29/7/2010 3:22 PM
Panamá, EFE
Panamá, 29 jul (EFE).- La modificación de la ley de medio ambiente para flexibilizar la obligatoriedad de los estudios de impacto ambiental "propicia el saqueo de los recursos naturales de nuestro país", denunció hoy una dirigente ambientalista de Panamá.
La directora ejecutiva de la Asociación Nacional para la Conservación de la Naturaleza (Ancon), Alida Spadafora, alertó a la prensa extranjera acreditada en Panamá de que el Gobierno ha hecho hasta ahora "oídos sordos" a la petición de suprimir la reforma a la ley ambiental incluida en una polémica ley aprobada en junio.
La llamada Ley 30, aprobada como una norma para el fomento de la aviación comercial, incluye modificaciones en tres códigos (Penal, Judicial y Laboral) y seis leyes, incluida la orgánica de Policía y la Ley General de Ambiente.
Las protestas contra esta norma tuvieron su punto más alto en la provincia caribeña de Bocas del Toro, fronteriza con Costa Rica, en donde diez días de enfrentamientos entre trabajadores y policía dejó dos muertos y casi 200 heridos, unos 60 con pérdida total o parcial de la vista por perdigonazos, según fuentes oficiales.
El Gobierno ha aceptado suspender los tres artículos que afectan las normas laborales, pero el presidente panameño, Ricardo Martinelli, dijo ayer que no va a derogar el resto de la norma.
La abogada Jessica Young, de la Fundación ambientalista Mar Viva, expresó a los corresponsales que la aplicación de la Ley 30, que levanta la obligatoriedad de efectuar un Estudio de Impacto Ambiental en proyectos de gran envergadura, supone para Panamá la violación de varias normas internacionales.
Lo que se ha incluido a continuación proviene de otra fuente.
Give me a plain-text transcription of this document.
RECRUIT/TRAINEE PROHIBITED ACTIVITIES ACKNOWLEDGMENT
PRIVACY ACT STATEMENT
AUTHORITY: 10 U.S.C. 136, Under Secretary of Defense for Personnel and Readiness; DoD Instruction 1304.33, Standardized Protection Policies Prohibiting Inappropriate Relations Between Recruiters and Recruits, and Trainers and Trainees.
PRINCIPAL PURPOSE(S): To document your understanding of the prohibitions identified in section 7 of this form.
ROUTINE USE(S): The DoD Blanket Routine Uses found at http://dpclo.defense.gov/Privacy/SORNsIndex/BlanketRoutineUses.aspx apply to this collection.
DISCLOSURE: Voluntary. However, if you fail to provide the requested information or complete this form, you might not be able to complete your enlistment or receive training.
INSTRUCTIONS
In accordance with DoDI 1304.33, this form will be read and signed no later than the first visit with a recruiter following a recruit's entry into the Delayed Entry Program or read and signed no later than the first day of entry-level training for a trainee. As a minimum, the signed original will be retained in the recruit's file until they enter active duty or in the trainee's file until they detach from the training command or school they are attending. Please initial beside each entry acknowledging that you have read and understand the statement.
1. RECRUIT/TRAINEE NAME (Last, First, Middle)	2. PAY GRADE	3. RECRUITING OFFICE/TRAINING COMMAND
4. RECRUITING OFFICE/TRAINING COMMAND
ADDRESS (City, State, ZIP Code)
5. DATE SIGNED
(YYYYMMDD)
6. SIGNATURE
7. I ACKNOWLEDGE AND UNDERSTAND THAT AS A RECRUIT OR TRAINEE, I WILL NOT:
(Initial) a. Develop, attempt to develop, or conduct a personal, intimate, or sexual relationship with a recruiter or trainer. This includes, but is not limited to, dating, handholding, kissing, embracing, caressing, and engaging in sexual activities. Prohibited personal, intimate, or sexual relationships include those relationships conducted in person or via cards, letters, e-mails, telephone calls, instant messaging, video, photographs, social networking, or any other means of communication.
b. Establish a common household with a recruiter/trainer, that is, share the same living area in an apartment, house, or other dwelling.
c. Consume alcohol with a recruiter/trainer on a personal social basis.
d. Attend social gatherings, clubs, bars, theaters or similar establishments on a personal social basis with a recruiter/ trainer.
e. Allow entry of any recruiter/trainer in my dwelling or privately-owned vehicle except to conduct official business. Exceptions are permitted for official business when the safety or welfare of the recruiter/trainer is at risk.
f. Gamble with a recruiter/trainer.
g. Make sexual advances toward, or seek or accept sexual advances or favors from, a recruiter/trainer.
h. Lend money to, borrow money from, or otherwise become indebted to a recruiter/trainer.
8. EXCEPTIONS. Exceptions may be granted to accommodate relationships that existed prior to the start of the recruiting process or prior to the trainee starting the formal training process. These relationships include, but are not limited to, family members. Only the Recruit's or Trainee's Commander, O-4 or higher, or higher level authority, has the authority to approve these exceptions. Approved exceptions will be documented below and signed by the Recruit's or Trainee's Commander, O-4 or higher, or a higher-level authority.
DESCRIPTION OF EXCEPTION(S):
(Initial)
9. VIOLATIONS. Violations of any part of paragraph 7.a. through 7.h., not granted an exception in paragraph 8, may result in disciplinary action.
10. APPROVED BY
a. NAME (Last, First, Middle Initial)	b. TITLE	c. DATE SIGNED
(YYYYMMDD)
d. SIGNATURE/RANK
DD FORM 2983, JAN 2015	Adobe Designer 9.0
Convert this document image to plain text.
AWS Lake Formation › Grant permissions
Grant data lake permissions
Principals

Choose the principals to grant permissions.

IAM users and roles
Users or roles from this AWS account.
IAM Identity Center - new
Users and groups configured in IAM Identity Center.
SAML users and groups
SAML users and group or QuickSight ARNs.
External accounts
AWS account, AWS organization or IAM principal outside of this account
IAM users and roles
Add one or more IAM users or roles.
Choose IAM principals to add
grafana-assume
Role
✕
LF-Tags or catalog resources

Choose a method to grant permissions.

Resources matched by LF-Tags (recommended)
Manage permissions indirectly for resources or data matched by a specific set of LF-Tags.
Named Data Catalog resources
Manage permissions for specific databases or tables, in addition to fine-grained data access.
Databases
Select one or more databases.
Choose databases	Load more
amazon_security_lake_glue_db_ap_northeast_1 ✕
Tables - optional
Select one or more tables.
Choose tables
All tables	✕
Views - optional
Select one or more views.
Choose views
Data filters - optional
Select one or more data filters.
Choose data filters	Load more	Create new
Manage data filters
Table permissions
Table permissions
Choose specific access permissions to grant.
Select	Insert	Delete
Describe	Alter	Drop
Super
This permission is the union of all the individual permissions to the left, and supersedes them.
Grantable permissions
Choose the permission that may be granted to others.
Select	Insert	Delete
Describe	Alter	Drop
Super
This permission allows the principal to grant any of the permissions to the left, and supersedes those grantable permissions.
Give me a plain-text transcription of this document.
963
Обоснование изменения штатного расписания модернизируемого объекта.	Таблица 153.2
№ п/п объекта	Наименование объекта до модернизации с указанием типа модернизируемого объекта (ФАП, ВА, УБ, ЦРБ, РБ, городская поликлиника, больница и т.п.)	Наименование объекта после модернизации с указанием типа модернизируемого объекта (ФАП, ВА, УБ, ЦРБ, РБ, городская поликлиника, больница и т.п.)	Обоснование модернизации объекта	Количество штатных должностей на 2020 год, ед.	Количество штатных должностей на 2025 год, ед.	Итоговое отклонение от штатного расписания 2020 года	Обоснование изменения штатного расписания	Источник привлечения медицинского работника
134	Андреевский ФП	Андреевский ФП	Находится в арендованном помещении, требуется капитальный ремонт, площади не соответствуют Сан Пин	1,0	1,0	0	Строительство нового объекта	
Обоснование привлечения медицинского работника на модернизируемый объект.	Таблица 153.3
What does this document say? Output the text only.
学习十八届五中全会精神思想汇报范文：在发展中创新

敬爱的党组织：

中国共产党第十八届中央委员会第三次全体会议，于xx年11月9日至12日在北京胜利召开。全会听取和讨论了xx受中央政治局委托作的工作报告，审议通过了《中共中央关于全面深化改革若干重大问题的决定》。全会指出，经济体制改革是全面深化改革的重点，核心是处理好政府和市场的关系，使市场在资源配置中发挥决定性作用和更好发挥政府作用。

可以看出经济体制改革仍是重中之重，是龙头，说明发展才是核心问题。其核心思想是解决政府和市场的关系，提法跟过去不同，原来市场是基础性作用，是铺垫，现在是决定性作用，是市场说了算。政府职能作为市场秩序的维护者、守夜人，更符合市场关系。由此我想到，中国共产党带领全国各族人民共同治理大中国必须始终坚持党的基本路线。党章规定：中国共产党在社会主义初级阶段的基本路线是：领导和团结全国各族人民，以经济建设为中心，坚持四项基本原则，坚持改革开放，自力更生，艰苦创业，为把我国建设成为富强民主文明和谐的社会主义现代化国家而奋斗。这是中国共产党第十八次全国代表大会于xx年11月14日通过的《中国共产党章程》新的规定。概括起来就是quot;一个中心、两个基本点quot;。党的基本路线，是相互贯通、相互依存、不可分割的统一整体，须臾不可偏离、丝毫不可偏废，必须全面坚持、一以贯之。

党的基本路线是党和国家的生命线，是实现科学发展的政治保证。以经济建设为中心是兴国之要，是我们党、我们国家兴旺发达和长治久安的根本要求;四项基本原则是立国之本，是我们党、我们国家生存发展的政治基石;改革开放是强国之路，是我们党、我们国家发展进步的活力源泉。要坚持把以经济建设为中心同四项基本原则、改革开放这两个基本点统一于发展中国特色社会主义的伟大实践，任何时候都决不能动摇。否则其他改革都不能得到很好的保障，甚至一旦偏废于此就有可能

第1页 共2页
Incluso, detalló, los Tratados de Libre Comercio y las normas de la Organización Mundial de Comercio (OMC) establecen que es "innegociable" degradar la calidad de los controles ambientales establecidos al asumir esos compromisos.
La directora ejecutiva de la Fundación Avifauna, Beatriz Schmitt, señaló por su lado que el movimiento de organizaciones ambientalistas panameñas mantendrá sus reclamaciones hasta que se corrija esta situación "única en el mundo".
"Panamá es el único país que ha decidido cambiar un estudio de impacto ambiental por el uso de 'buenas prácticas ambientales'", un instrumento válido para proyectos de bajo impacto que no tiene la misma profundidad sino generalidades, acotó.
La directora ejecutiva de la Sociedad Audubon de Panamá, Rosabel Miró, aseguró que el comité de organizaciones ambientalistas ha alertado de este caso a los representantes de la Unión Internacional de Conservación de la Naturaleza (UICN) y la Comisión Centroamericana de Ambiente y Desarrollo (CCAD).
Anunció que "pronto" organizarán en Panamá un foro internacional con expertos que explicarán la diferencia entre un estudio de impacto ambiental y un manual de buenas prácticas ambientales.
Mientras tanto, el director de la Autoridad Nacional del Ambiente (ANAM), Javier Arias, declaró a la prensa local que las dirigentes conservacionistas que critican este cambio son "irresponsables" y "no se han leído la ley", tras asegurar que no se están flexibilizando los controles a los grandes proyectos de inversión.
Spadafora aclaró que la ley da la potestad al consejo de ministros de decidir qué proyecto público no requerirá un estudio de impacto ambiental, "sin ser ellos expertos en materia ambiental, quitándole funciones a la ANAM".
Además, tras recordar que han comunicado su preocupación al Banco Interamericano de Desarrollo, al Banco Mundial y a las Naciones Unidas, aclaró que los proyectos financiados por las agencias multilaterales no estarán incluidos, porque esas organizaciones tienen altos requisitos ambientales para otorgar fondos.
Alida Spadafora hizo hincapié en que "lo que sí está abierto a su aplicación es cualquier proyecto que se financie por la banca privada, otros gobiernos o con fondos del mismo Gobierno de Panamá, como grandes carreteras, refinerías, de minería".
Consideró que el actual Gobierno tiene la "urgencia" de atraer inversiones, entre ellas las de Corea del Sur o Canadá, para explotar la minería, para obtener recursos a corto plazo, pero "puede resultar en un alto costo para la salud de los panameños, para la biodiversidad, traer más pobreza a los indígenas y agravar los efectos del cambio climático".